For once the Town were never in any danger of relegation and, in fact, until Christmas harboured thoughts of reaching the play-offs.  It was a frustrating time though as with fast, clever forwards in the shape of Scott Oakes and Dwight Marshall the Town would catch teams on the break away from home but at Kenilworth Road, faced by massed defences they were unable to get the ball in the net.

Wins at Port Vale, Watford, Stoke, where Dreyer had a nightmare match against his old mates, Sheffield United, Wolves and Swindon pushed the club up to a high spot of fifth.  That they were not higher was due to the home form which saw only two victories in the same period.

Suddenly, without warning bids started to appear for 19 year old John Hartson with Southampton the first, offering £1.1 million plus ex-Town favourite Iain Dowie.

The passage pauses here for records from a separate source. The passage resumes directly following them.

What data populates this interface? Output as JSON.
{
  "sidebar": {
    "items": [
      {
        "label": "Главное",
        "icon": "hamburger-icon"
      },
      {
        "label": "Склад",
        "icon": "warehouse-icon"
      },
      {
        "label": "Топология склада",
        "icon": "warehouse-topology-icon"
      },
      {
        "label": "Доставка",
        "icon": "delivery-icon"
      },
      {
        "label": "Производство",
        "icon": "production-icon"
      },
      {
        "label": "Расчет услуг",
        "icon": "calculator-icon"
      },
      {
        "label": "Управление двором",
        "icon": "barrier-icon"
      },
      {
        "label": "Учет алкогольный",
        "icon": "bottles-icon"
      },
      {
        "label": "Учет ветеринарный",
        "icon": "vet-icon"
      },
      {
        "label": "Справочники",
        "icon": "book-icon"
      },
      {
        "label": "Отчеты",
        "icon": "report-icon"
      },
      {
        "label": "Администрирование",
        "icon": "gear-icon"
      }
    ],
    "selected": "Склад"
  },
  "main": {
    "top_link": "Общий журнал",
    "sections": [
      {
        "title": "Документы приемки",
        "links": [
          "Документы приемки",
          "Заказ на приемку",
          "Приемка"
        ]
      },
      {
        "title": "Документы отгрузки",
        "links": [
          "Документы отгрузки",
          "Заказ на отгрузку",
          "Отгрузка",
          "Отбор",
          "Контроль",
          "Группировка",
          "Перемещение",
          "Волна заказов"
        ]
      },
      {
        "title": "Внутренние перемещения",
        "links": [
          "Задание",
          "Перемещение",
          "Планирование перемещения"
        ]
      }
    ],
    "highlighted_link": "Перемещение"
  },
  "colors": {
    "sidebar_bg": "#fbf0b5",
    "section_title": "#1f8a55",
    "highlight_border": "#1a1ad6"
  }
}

This started an unseemly scramble leaving David Pleat and the Board to decide what to do.

The club did not need to sell Hartson so put a massive £2.5 million price tag on his head in the hope that this course of action would flush out the serious bidders.  It did, with Arsenal and the Town swiftly agreeing the figure to create a record price for a teenager and, of course, a record fee for the Hatters.

The Town’s amazing scout in South Wales, Cyril Beech, was worth his weight in gold having unearthed Mark Pembridge, Jason Rees, Ceri Hughes and now Hartson.

David Pleat was promised some of the Hartson money but had difficulty in spending it.  As soon as other clubs were aware that the moneybags Town were sniffing around, the price went up and Pleat was not in the habit of throwing money around.  Eventually he spent modestly, bringing in Rob Matthews, whose goals for Notts County had relegated the Town in 1992, and the well-travelled John Taylor.

Having now solved the problem of winning at home, Pleat saw the away record disappear as the team settled down to mid-table obscurity.  For the first time since 1988 the Town were not fighting a relegation battle at the end of the campaign, but it was noted by many fans that the Hatters did not win any of their last six games and lost the last four in a row.